Gastric banding is a surgical technique to aid in weight loss in the severely obese.
Using a laparoscopic technique, an inflatable band (with the trade name Lap-Band) is tightened around the stomach to create a smaller pouch for the reception of food. The band controls the flow of food from the small pouch into the rest of the stomach and intestine. The patient feels comfortably full with a small amount of food, and because of the slow emptying, the patient will continue to feel full for several hours after eating, thus reducing the urge to eat between meals. Appropriate follow-up of the patient after the procedure is essential.
The size of the opening between the two halves of the stomach created by the band can be adjusted after the operation without additional surgery, depending on the patient’s reactions and results. This is done by inserting a needle through the skin into a reservoir of fluid (usually saline) that controls the tension in the inflatable circular band. X-rays such as a barium meal are normally performed before and after any inflation.

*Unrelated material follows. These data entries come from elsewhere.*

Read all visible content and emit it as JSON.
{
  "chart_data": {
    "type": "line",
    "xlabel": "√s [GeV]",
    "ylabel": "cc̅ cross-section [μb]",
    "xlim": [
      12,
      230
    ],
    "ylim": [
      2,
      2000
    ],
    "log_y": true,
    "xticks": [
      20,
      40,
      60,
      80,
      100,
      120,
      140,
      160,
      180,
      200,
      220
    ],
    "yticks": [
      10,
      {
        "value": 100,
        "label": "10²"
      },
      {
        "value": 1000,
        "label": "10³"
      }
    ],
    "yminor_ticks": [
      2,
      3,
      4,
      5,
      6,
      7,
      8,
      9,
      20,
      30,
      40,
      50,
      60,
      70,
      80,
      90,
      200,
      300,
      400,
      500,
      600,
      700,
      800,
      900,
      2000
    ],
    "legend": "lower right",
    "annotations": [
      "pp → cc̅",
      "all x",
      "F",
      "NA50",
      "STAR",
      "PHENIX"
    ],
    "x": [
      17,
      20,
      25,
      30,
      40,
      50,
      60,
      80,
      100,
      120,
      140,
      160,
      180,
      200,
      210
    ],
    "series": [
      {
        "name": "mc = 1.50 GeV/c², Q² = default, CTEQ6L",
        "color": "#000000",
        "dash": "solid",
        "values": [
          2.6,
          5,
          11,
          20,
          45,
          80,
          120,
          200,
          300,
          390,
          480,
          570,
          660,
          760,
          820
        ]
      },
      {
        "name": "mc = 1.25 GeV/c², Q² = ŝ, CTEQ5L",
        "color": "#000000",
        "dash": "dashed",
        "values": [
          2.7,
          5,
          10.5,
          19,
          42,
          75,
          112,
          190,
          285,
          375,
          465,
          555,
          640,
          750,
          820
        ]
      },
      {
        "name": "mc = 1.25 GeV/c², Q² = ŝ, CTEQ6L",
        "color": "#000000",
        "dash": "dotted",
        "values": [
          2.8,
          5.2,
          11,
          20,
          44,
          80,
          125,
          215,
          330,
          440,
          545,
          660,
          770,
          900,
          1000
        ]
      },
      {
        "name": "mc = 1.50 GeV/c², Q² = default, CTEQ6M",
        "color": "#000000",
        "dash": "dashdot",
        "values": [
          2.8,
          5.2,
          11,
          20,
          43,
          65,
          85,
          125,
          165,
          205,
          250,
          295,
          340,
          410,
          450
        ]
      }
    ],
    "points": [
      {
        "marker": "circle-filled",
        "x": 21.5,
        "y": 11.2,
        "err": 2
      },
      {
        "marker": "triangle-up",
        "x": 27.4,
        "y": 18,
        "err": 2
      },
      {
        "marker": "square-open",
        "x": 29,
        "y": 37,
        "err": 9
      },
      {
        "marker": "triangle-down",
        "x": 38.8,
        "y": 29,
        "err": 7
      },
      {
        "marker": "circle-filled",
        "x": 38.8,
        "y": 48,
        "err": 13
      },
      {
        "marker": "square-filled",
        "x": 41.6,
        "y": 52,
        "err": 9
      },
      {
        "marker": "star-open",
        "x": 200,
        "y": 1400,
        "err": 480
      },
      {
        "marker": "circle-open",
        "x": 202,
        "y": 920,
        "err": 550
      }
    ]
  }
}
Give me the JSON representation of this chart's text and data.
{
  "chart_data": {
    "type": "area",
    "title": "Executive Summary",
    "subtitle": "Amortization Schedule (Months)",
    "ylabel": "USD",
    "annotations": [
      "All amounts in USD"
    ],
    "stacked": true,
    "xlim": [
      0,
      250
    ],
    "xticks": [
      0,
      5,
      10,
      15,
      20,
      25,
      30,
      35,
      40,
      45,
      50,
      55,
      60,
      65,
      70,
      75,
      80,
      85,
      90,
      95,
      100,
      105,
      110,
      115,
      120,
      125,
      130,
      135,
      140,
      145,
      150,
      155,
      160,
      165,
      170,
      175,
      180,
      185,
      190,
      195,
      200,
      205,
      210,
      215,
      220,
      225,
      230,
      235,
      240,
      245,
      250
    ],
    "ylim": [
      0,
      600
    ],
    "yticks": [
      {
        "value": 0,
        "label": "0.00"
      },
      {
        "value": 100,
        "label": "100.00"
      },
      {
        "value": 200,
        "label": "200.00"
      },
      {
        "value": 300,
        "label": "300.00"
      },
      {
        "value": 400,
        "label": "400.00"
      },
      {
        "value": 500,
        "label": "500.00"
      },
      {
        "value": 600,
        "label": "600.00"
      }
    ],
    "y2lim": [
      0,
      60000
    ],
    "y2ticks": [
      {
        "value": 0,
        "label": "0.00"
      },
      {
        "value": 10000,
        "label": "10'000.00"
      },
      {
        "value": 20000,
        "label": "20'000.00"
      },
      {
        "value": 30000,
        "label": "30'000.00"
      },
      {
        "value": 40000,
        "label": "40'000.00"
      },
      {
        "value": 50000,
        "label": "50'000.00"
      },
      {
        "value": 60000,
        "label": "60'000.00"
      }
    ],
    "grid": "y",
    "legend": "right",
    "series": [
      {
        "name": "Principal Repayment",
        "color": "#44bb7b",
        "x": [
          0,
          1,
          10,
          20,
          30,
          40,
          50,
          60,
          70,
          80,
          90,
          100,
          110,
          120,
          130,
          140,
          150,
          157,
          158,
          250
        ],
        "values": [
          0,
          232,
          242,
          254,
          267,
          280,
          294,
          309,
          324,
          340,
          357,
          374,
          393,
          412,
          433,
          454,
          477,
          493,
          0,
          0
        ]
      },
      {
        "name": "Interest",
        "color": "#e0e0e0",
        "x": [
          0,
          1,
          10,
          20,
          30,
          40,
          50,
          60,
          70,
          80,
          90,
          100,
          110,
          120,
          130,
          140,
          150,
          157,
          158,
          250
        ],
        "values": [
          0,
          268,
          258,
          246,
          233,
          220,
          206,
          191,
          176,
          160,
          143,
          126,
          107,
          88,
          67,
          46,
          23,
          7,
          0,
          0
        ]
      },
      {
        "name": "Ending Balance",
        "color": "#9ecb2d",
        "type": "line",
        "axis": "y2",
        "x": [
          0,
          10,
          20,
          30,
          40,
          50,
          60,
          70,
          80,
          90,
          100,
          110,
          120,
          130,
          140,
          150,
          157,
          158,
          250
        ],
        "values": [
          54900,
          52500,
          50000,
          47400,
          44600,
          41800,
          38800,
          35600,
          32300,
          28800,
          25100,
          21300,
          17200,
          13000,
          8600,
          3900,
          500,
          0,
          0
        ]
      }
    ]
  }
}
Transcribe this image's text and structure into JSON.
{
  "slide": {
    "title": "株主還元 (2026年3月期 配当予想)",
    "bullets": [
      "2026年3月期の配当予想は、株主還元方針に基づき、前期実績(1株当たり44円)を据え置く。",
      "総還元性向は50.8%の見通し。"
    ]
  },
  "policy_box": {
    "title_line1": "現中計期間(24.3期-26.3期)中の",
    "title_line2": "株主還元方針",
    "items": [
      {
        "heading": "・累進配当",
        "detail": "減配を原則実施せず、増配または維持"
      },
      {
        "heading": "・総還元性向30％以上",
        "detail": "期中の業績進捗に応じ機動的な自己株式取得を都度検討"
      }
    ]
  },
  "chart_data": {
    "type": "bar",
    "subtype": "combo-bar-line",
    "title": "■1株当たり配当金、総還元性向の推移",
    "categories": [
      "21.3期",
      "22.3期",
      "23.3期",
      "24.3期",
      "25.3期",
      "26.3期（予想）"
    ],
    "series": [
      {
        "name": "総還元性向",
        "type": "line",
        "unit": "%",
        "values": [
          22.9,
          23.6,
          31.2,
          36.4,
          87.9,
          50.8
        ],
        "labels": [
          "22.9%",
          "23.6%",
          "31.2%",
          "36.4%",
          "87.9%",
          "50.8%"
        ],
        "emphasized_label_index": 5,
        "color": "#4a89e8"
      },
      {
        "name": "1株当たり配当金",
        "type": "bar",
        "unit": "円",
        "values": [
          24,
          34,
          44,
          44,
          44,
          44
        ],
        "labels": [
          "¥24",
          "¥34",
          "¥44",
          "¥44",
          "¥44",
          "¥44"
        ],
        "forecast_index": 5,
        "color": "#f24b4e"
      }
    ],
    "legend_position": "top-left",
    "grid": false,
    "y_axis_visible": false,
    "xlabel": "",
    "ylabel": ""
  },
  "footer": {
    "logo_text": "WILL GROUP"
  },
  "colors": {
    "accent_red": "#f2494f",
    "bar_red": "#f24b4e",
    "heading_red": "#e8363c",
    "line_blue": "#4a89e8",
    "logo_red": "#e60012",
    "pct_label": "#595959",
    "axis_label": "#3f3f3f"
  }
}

In cases with complications such as vomiting, obstruction and oesophageal enlargement, it is possible to completely deflate the system, opening up the stomach. In the following weeks it is possible to gradually inflate the system again.
Weight loss and diet must be carefully monitored indefinitely after the application of a gastric band.
After the procedure, patients can usually eat less than a quarter of a normal sized meal without causing discomfort or nausea. Most patients lose over a third of their excess weight over the next three years.
Surgery to produce weight loss is a serious undertaking, and each patient should clearly understand what the proposed operation involves.